Streisand is always going to be more interesting than Alex. But shouldn’t we root for him a little more? Nonetheless, it is easy to share Alex’s escapism in Buyer and Cellar. And… nice; we could all do with something different nowadays and a comedy is good programming. Given their sturdy work, I for one have no wish to rain on Sidwell and Beckett’s parade.
Until 8 November 2020
A true story that’s a gift to a dramatist, Victorian transvestites Ernest Boulton and William Park, with their inspiring friendship, risqué love affairs and dangerous brush with the law, are truly fascinating. Playwright Glenn Chandler’s masterstroke is to have the characters’ eponymous drag personas present their own story in a music-hall style that makes for great entertainment.

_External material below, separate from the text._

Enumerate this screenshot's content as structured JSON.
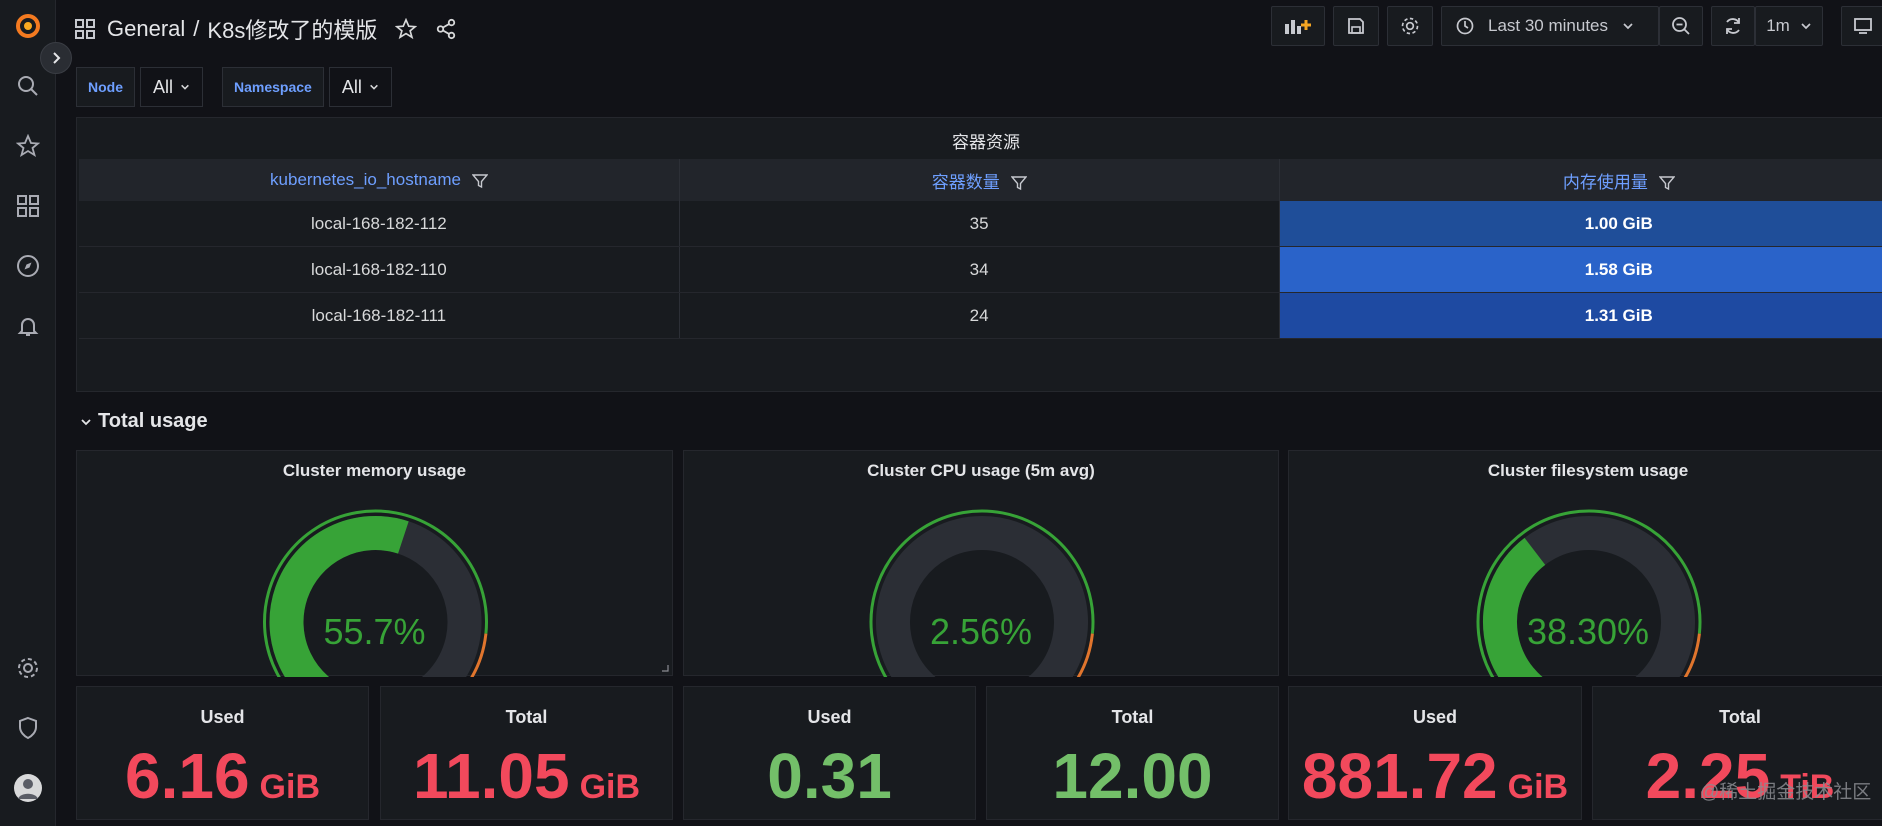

Charles Miller’s accompanying Victoriana songs are a wicked delight that I’d have like to have heard more of. And the whole cast is superb. Phil Sealey, whose character represents the manager of the venue uneasily hosting Fanny and Stella’s performance, takes on numerous roles in the retelling of their shocking story. Along with the ladies’ attempts to outshine each other, there’s a faux improvised humour that adds charm as well as laughter. As for the rest of the many jokes, some gags positively creak and the plentiful innuendo isn’t exactly sophisticated, but it’s all great fun.
While the history forms an effective questioning of Victorian attitudes, there’s a purposefully contemporary feel to the show, seen most clearly in the two leads. Robert Jeffery and Marc Gee Finch, in the title roles, are both fine performers, great with the songs and even better with the show’s bitching – sorry, ladies, I daren’t pick a favourite. Camping it up for all their worth, yet capable of providing space for more sombre moments, it’s always funny to see characters milking applause when they are so clearly already commanding the spotlight.
The second half, dealing with Fanny and Stella’s scandalous trial and cruel imprisonment, drops off a little. There’s a touch of preaching to the choir and wish fulfilment – I am not convinced the story shows an early ‘victory’ over prejudice – but the show knows its audience; as the UK’s only full-time professional LGBT theatre, receiving no public subsidy, Above The Stag can’t afford not to. It’s a tribute to the show’s strength that I think the company is selling itself short. I’d love to see the show in a bigger venue (what about Wilton’s Music Hall?) and believe Fanny and Stella have the potential to appeal to all – they deserve to be massive stars.